The Club for Growth is an EMILY's List for the small-government crowd. EMILY's List, as you may know, stands for "Early Money Is Like Yeast." It's a 50,000 member organization that coordinates campaign contributions for pro-choice Democratic women candidates. Its clever organizational structure circumvents traditional limits on political action committees. The typical PAC gets people to give it up to $5,000; then it cuts checks in its name for up to that same amount–the legal PAC limit in a federal election cycle–to incumbents or candidates who are on the right side of its issues. EMILY's List instead "bundles" individual contributions and forwards them directly to particular candidates, thereby circumventing that $5,000 limit.

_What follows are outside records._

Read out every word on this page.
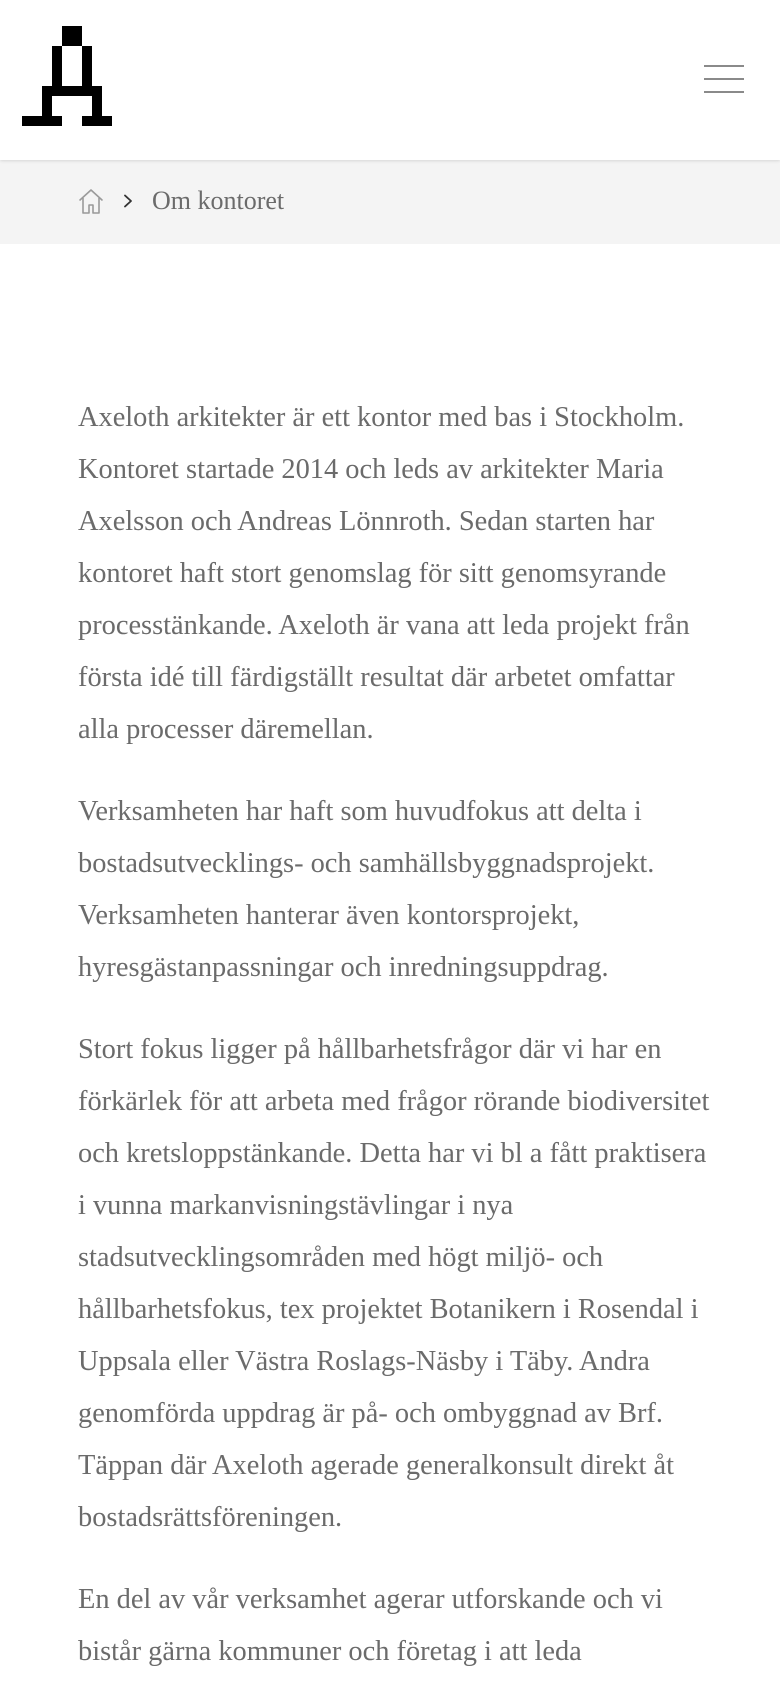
Om kontoret

Axeloth arkitekter är ett kontor med bas i Stockholm. Kontoret startade 2014 och leds av arkitekter Maria Axelsson och Andreas Lönnroth. Sedan starten har kontoret haft stort genomslag för sitt genomsyrande processtänkande. Axeloth är vana att leda projekt från första idé till färdigställt resultat där arbetet omfattar alla processer däremellan.

Verksamheten har haft som huvudfokus att delta i bostadsutvecklings- och samhällsbyggnadsprojekt. Verksamheten hanterar även kontorsprojekt, hyresgästanpassningar och inredningsuppdrag.

Stort fokus ligger på hållbarhetsfrågor där vi har en förkärlek för att arbeta med frågor rörande biodiversitet och kretsloppstänkande. Detta har vi bl a fått praktisera i vunna markanvisningstävlingar i nya stadsutvecklingsområden med högt miljö- och hållbarhetsfokus, tex projektet Botanikern i Rosendal i Uppsala eller Västra Roslags-Näsby i Täby. Andra genomförda uppdrag är på- och ombyggnad av Brf. Täppan där Axeloth agerade generalkonsult direkt åt bostadsrättsföreningen.

En del av vår verksamhet agerar utforskande och vi bistår gärna kommuner och företag i att leda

That's the model The Club for Growth is following. On the policy side, the club will support candidates pledged to shrinking government. It wants to put big coin–an average of $300,000–behind six candidates who are either challenging an incumbent or running for an open seat. Since April 1999, it has already raised $1.5 million from 1,000 members. Stephen Moore, the group's head who moonlights as director of fiscal policy studies at Cato, says members of the club are out to "improve the genetic pool in Congress" by writing checks to Republican candidates committed to cutting taxes, reforming Social Security, and implementing school choice.
So that's the crowd Ric Keller is working this Valentine's Day. No wonder he looks so nervous: If he convinces this collection of free-market folks that he's a true believer and a viable challenger, one day soon he may open a FedEx package stuffed with $250,000 to $500,000 worth of checks. But he only has five minutes to make his case, and the egg timer is ticking (that's $1,666 a click!). Then he'll face questions for another 20 minutes.
As this blind date gets underway, it seems that Keller, despite the sweat on his temples, may be an attractive suitor to the club: He's pro-gun, pro-tax cut, and pro-life. He doesn't see any need for an Internet sales tax. He stumbles a bit on immigration–there are already an awful lot of people in Orlando, he says, even if businesses are having a hard time filling job vacancies. But that's OK, because he's eager to take an ax to the Rural Electrification Commission, the Davis-Bacon Law, and the U.S. sugar program.
Atta boy! He just better not forget any of his prenuptial promises if he actually makes it to Congress one day. These folks will be watching. And as Newt Gingrich could warn him, political divorces can get just as ugly as marital ones.